AJ Reads ‘Plot & Structure’: Chapter 10

This is my favorite part of Bell’s book so far, and one I never reached in my previous reading, to go by the highlighting. It’s exciting, it’s new, and above all, it’s practical.

It’s all about plotting systems. Bell talks about the No Outline People (or, as we like to call them these days, the “pantsers” ((By the seat of your pants.)) ) and the Outline People (the planners). What he says about the NOPs really touches me: the joyous spontaneity of the writing, the large volume of words that can be produced, and the pain of revision as you find a desert of plot full of the cacti of contradiction.

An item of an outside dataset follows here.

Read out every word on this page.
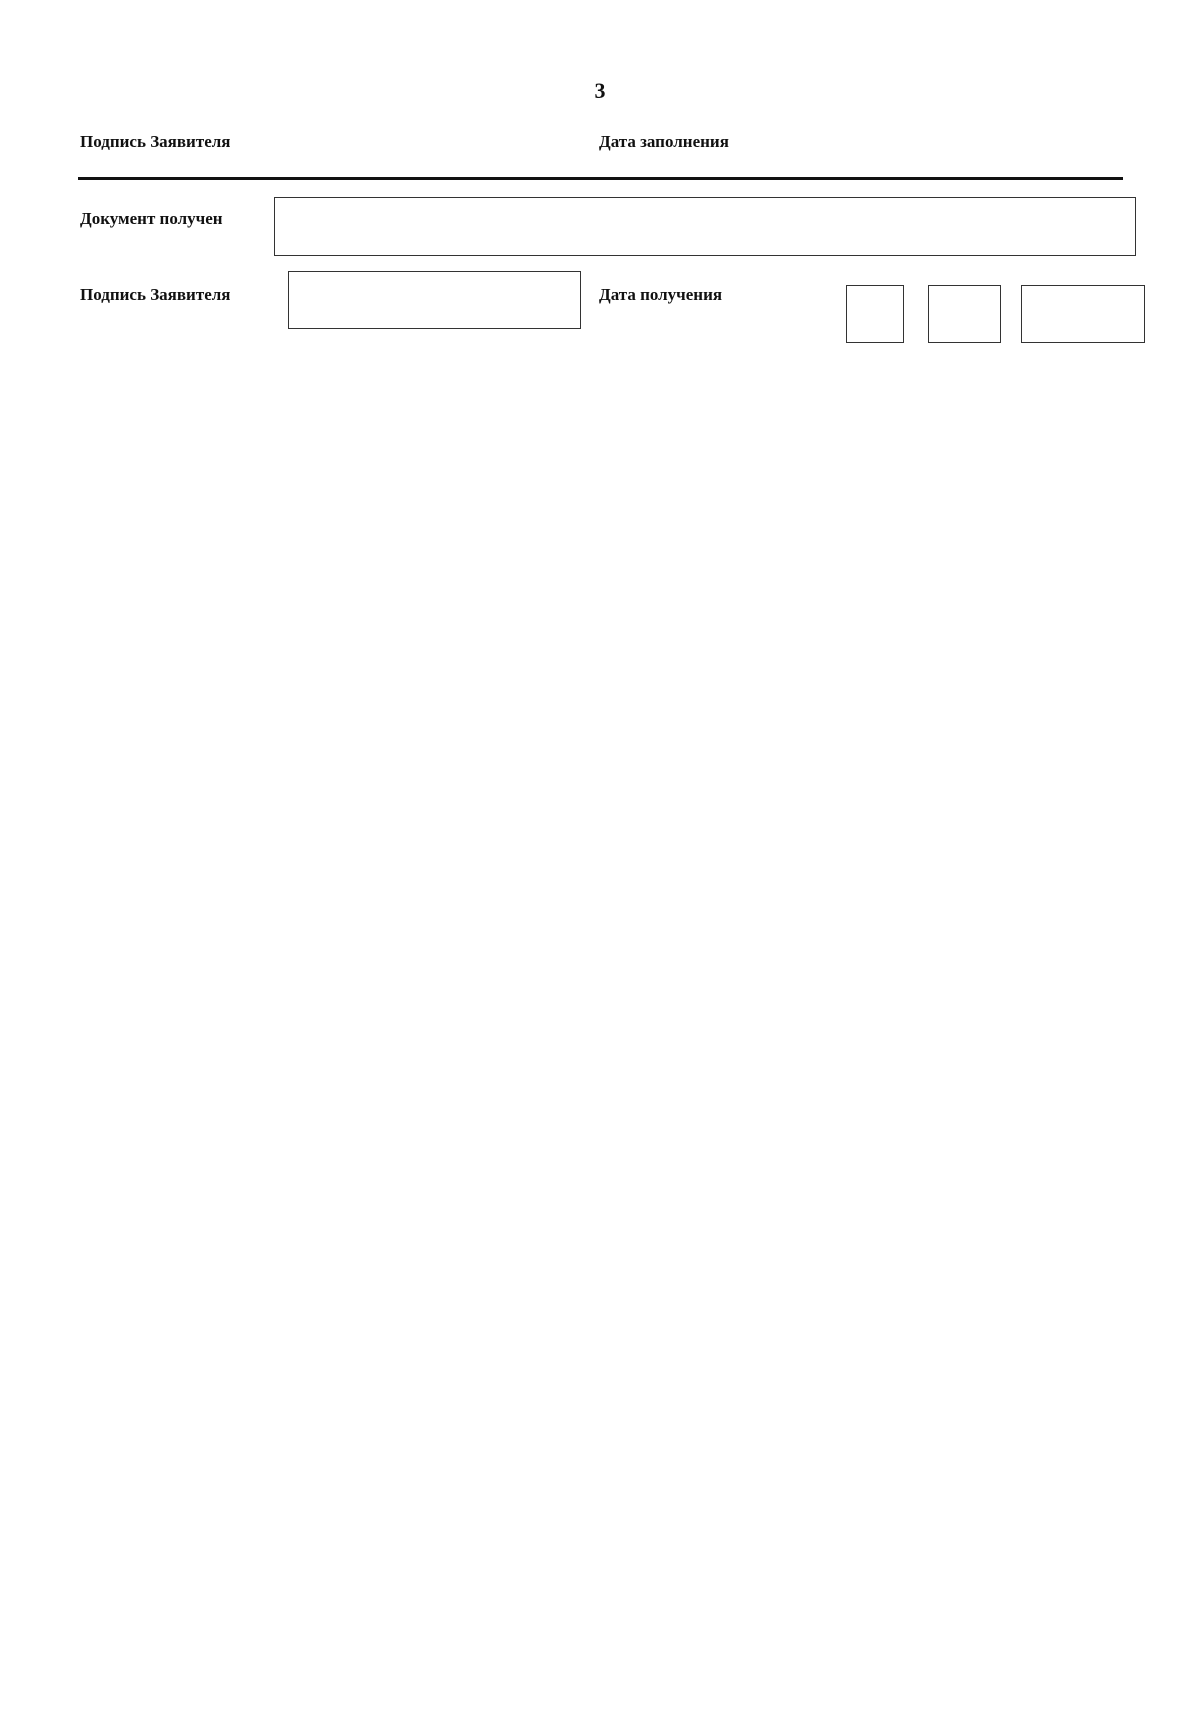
3
Подпись Заявителя	Дата заполнения
Документ получен
Подпись Заявителя	Дата получения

What he says about OPs also touches me, from the NaNoWriMos where I attempted to outline first: the reliability, the solidity of bracing the beams of plot, but the need to suffocate unplanned character antics back into The Plan. Perhaps it touches you, dear planner, as well. I’ll note that when everything is going according to The Plan, even larger volumes of words can be produced just as quickly as an inspired pantser.

And I love that he encourages each camp to try tactics from the other. The only constants he advises are the LOCK system and what he calls the “back cover copy”—which is really the pearl of the synopsis of the plot, which you then grow. And hopefully it’s great copy, because otherwise you may need to spiff up your core idea; if it’s not intriguing to you, it’s likely not intriguing to other people. Prospective beta readers can also be helpful here, I’m thinking.

Bell lays out some basic plans for NOPs and OPs, and so let me tell you which parts I’ll be implementing over the foreseeable part of my fiction writing:

  • A daily word quota. If you’re a pantser, this is your strength and you should be practicing it as often as possible. He says that most writers use 1000, which seems fair to me, but I prefer 500 as I lead a bit of a busy life, and I like victory. 500 words for a pantser in a decent mood is half an hour.

  • Reread what you wrote the day before, and add missing scenes and connections. It’s another way to add consistency as you work your way forwards.

  • Once a week, record the plot progress. Via plot grid (times and events). Keeping track of what you’ve written in a condensed format that you can refer to is a very good idea.

  • Index cards. Very much a detailed system on its own, and on the planner side of the line, but I like the different suggestions he has for working with index cards. I’ll also add the insights of a technical talk, for those who are hesitant about going off computer: being able to view many index cards—or pages of printed logs—laid out at a time (difficult on a computer) lets you spot patterns and make connections between otherwise disparate and distant pieces. This is the beginning of the synthesis of theories on the techie side of things, and theme/symbolism/motifs on the fiction writing side.

Bell goes into far more detail for OP writers, with more techniques in detail, because that’s the nature of planning. And he’s also obviously an OP; after all, Plot & Structure is all about beams and supports.

I’ll probably revisit this chapter later, but for now I’m just reveling in the insights of going NOP in a reliable (or at least, theoretically reliable) manner.